A Proposed Model for Source Code Reuse Detection in Computer Programs، انجام شده توسط سیدمحمد بیدکی

مشخصات پژوهش

عنوان	A Proposed Model for Source Code Reuse Detection in Computer Programs
نوع پژوهش	مقالات در نشریات
کلیدواژه‌ها	Plagiarism detection, Source code reuse, SOCO, Structure-based approach
مجله	Iranian Journal of Science and Technology-Transactions of Electrical Engineering
شناسه DOI	https://doi.org/10.1007/s40998-020-00403-8
پژوهشگران	زهرا ستوده (نفر اول) ، سید محمدرضا موسوی (نفر دوم) ، سید مصطفی فخراحمد (نفر سوم) ، سیدمحمد بیدکی (نفر چهارم)

چکیده

Source code reuse detection has become of growing significance as a common plagiarism prevention practice in academic research.

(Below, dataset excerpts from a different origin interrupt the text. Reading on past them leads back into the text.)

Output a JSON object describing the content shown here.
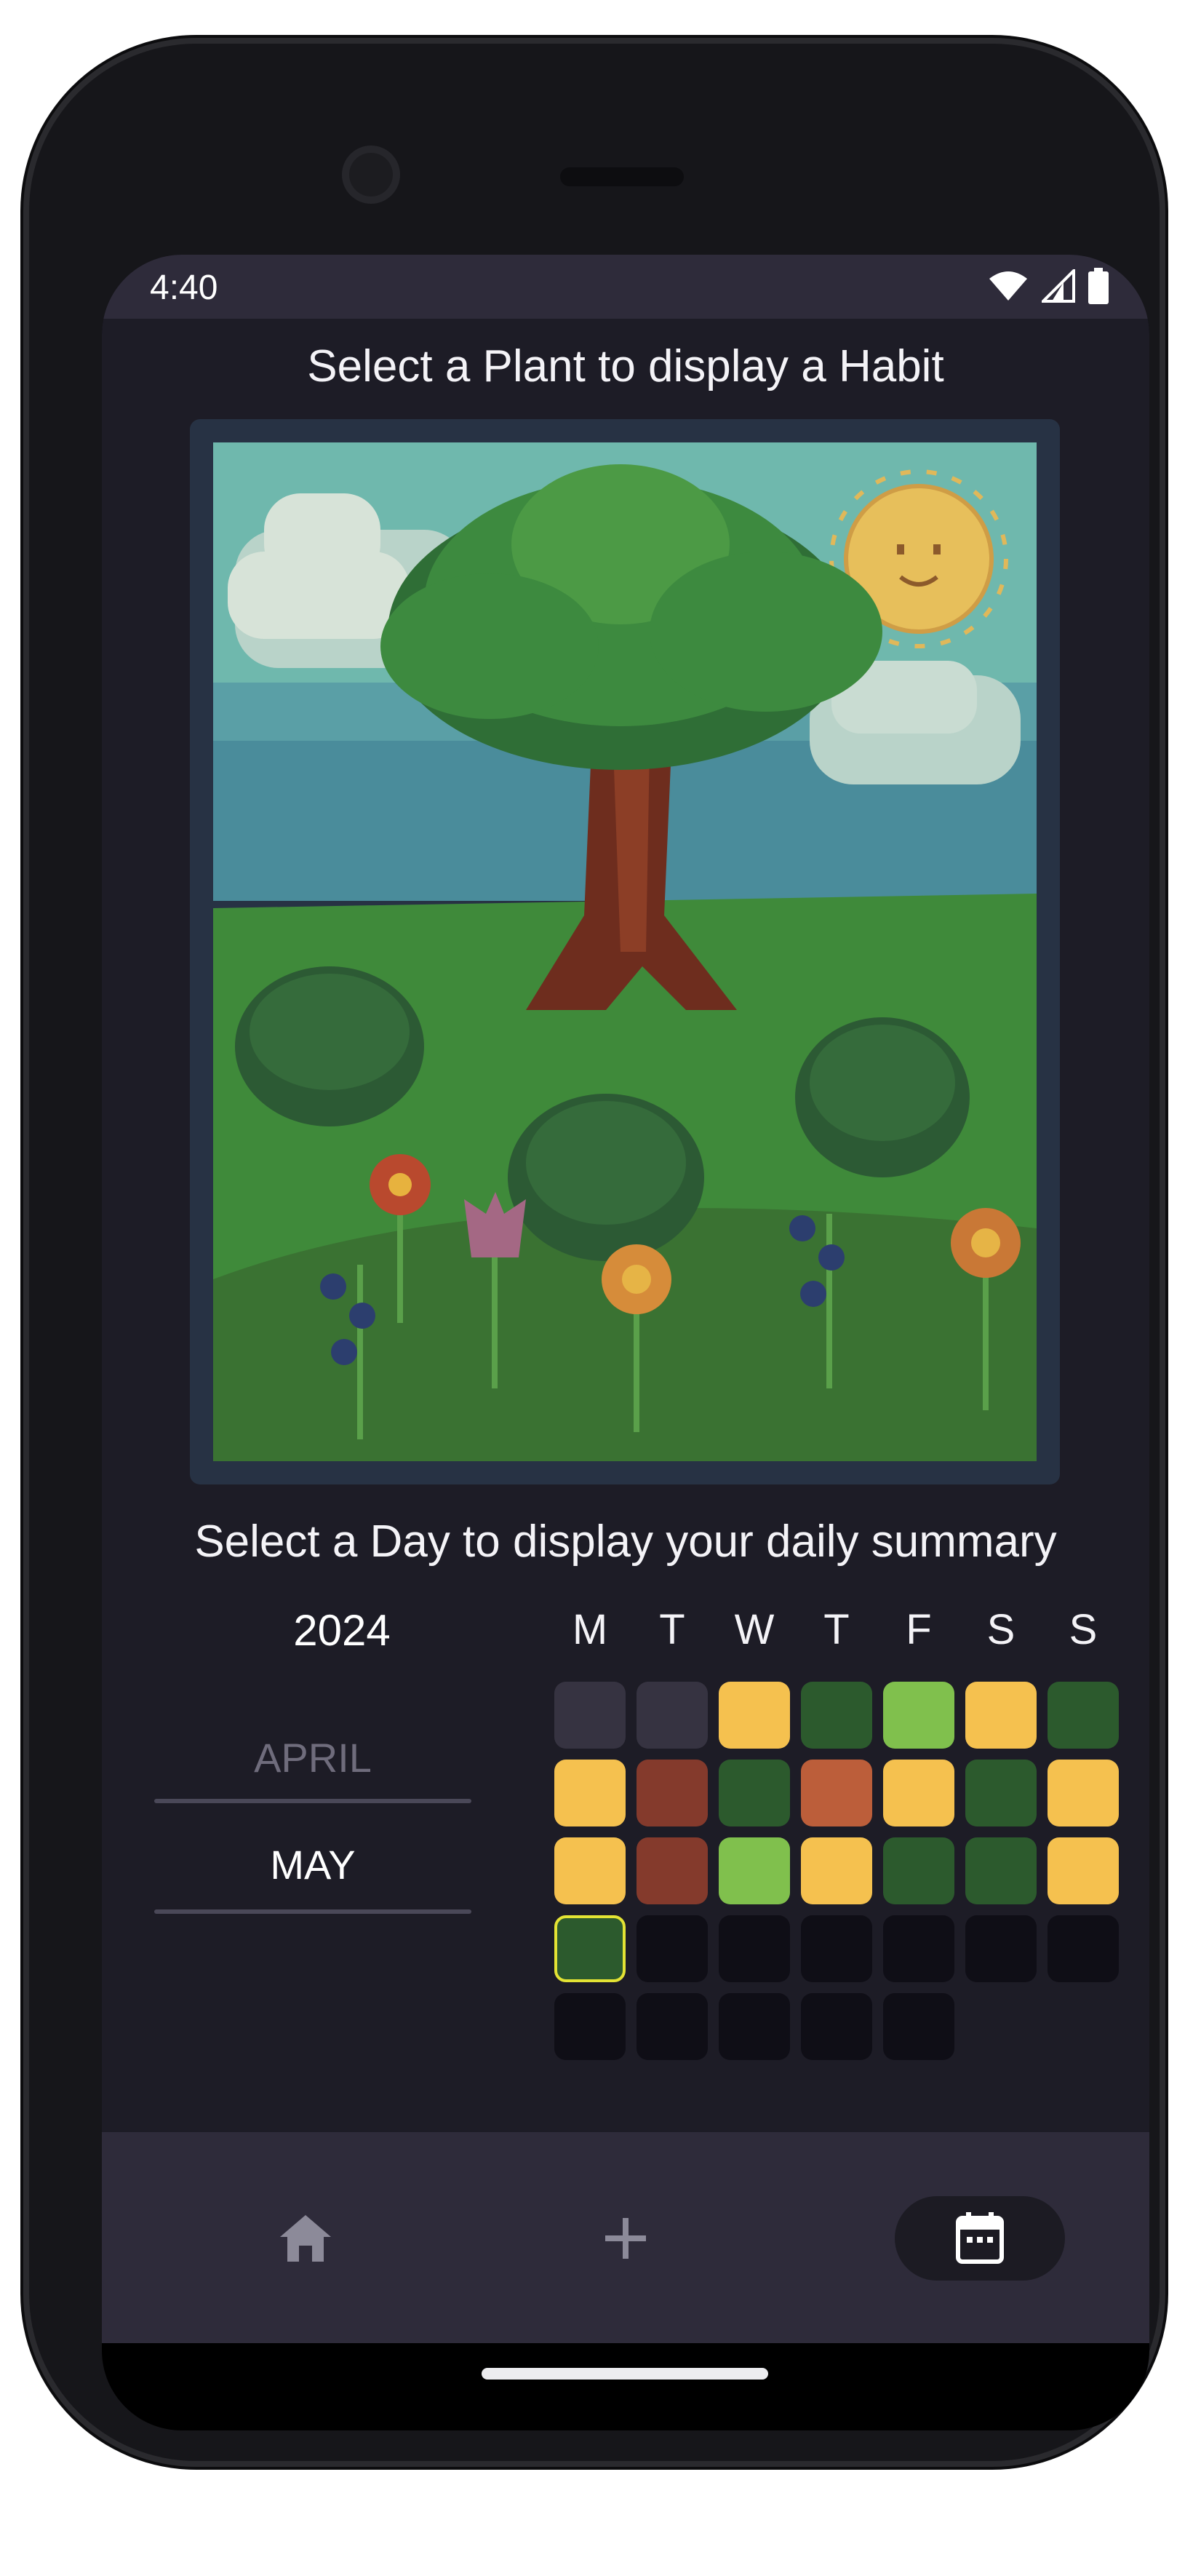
{
  "status_bar": {
    "time": "4:40",
    "icons": [
      "wifi-icon",
      "signal-icon",
      "battery-icon"
    ]
  },
  "plant_section": {
    "title": "Select a Plant to display a Habit",
    "image": "pixel-art-tree-garden"
  },
  "day_section": {
    "title": "Select a Day to display your daily summary",
    "year": "2024",
    "months": [
      "APRIL",
      "MAY"
    ],
    "selected_month": "MAY",
    "weekdays": [
      "M",
      "T",
      "W",
      "T",
      "F",
      "S",
      "S"
    ],
    "legend_colors": {
      "empty": "#363341",
      "future": "#0f0e16",
      "yellow": "#f5c14f",
      "dark_green": "#2c5a2d",
      "light_green": "#80c04d",
      "red_brown": "#843a2c",
      "orange": "#bc5e3a"
    },
    "weeks": [
      [
        "empty",
        "empty",
        "yellow",
        "dark_green",
        "light_green",
        "yellow",
        "dark_green"
      ],
      [
        "yellow",
        "red_brown",
        "dark_green",
        "orange",
        "yellow",
        "dark_green",
        "yellow"
      ],
      [
        "yellow",
        "red_brown",
        "light_green",
        "yellow",
        "dark_green",
        "dark_green",
        "yellow"
      ],
      [
        "dark_green",
        "future",
        "future",
        "future",
        "future",
        "future",
        "future"
      ],
      [
        "future",
        "future",
        "future",
        "future",
        "future",
        null,
        null
      ]
    ],
    "today_highlight": {
      "week": 3,
      "day": 0,
      "color": "#e3e334"
    }
  },
  "bottom_nav": [
    {
      "name": "home",
      "icon": "home-icon",
      "active": false
    },
    {
      "name": "add",
      "icon": "plus-icon",
      "active": false
    },
    {
      "name": "calendar",
      "icon": "calendar-icon",
      "active": true
    }
  ]
}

For a large collection of source codes, the manual detection of the code reuse seems impractical, and there is a vital need for automatic and highly accurate tools. This paper introduces a structure-based approach for recognizing source code (SOCO) reuse in reference programs. The proposed model consists of the three main phases; preprocessing, sequence generation, and decision-making based on estimated similarities. Firstly, important instructions in each code file are identified, and source code is converted to a string of specific tokens. A sequence alignment process is then carried out, and the tree representation of the source code is constructed. In the third phase, the similarity values among the code files are estimated using three different innovative strategies based on both lexical and structural comparison of source codes. Finally, the system decides on each pair of files. The SOCO-2014 corpus is used for evaluating the method. The comparative experimental results of our model and that of the contest participants indicate that our proposed method’s performance is acceptable and promising.